Abstract

Cytoimmunological monitoring and quantitative birefringence measurements were used as potential aids in diagnosing acute rejection after heart transplantation instead of histopathological assessment of the endomyocardial biopsy specimen alone. Cytoimmunological monitoring was based on morphological inspection and quantitation of mononuclear cells, particularly activated lymphoid cells. Quantitative birefringence measurements comprise a variable for myocyte contractile function. Its read out is the ratio of the degree of birefringence before contraction to that after. Cytoimmunological monitoring indicated significantly higher concentrations of activated lymphocytes in moderate or severe acute rejection, and quantitative birefringence measurements indicated decreased myocyte function during severe and resolved or resolving rejection.
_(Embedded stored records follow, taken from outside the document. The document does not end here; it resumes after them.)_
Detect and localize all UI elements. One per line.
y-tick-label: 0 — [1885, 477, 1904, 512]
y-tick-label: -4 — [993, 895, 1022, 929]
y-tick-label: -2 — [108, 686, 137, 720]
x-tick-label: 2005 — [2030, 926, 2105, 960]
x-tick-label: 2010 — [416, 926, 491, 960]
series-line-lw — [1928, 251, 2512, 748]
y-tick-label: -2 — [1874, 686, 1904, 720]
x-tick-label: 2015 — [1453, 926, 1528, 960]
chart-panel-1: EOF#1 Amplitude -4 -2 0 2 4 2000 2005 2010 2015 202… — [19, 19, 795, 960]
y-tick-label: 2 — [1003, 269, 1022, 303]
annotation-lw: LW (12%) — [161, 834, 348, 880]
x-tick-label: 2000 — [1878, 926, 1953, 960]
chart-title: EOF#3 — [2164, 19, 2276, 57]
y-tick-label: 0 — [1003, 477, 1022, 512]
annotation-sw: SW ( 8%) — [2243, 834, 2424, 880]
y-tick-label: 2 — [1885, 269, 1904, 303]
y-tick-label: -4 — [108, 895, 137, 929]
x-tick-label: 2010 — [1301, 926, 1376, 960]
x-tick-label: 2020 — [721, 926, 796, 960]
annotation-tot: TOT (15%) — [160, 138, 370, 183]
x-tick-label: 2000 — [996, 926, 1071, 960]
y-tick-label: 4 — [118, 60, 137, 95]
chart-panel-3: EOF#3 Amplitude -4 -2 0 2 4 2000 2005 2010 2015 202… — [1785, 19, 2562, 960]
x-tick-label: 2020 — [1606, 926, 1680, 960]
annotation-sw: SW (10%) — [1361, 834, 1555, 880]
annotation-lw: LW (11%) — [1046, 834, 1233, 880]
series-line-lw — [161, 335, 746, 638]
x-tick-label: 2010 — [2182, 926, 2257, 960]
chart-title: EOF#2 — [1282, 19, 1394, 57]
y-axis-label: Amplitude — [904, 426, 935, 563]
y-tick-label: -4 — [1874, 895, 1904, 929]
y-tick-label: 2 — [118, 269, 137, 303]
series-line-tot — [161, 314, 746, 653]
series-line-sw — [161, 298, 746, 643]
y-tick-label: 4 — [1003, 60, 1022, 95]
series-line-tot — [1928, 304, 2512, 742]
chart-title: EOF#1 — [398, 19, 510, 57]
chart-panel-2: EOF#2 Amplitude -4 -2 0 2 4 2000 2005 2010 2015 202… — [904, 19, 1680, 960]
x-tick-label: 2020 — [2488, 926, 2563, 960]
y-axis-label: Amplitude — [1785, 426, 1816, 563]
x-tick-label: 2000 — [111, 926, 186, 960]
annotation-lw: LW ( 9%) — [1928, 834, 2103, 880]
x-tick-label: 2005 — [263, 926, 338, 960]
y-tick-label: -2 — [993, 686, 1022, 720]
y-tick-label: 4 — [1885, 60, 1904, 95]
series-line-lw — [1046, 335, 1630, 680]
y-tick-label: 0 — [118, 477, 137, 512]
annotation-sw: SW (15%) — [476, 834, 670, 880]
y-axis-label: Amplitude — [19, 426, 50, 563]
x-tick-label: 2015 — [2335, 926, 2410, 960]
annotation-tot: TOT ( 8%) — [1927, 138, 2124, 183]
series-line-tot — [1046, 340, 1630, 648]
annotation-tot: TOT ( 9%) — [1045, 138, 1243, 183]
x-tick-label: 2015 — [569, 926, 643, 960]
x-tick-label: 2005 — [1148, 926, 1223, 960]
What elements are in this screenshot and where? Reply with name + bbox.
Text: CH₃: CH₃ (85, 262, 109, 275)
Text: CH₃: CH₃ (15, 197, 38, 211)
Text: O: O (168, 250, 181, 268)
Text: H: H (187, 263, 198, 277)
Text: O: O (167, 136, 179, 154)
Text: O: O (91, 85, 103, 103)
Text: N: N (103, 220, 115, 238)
Cytoimmunological monitoring and quantitative birefringence measurements were diagnostically most useful in terms of sensitivity, specificity, and predictive value, when only data gathered before the first episode of acute rejection were considered. For cytoimmunological monitoring, diagnostic relevance was optimal when the data were expressed as relative proportions of activated lymphocytes. The quantitative birefringence measurements correlated best with analysis of the endomyocardial biopsy specimen when a cut off value of 1.25 was used. When both methods for diagnosing acute rejection were analysed together, no improvement in sensitivity (value 0.44) was found, but the specificity increased to 0.98 and the predictive value to about 0.80. It is concluded that cytoimmunological monitoring is a useful, non-invasive additional method for diagnosing the first period of acute rejection after heart transplantation and that quantitative birefringence measurements give valuable information on the extent of myocyte damage.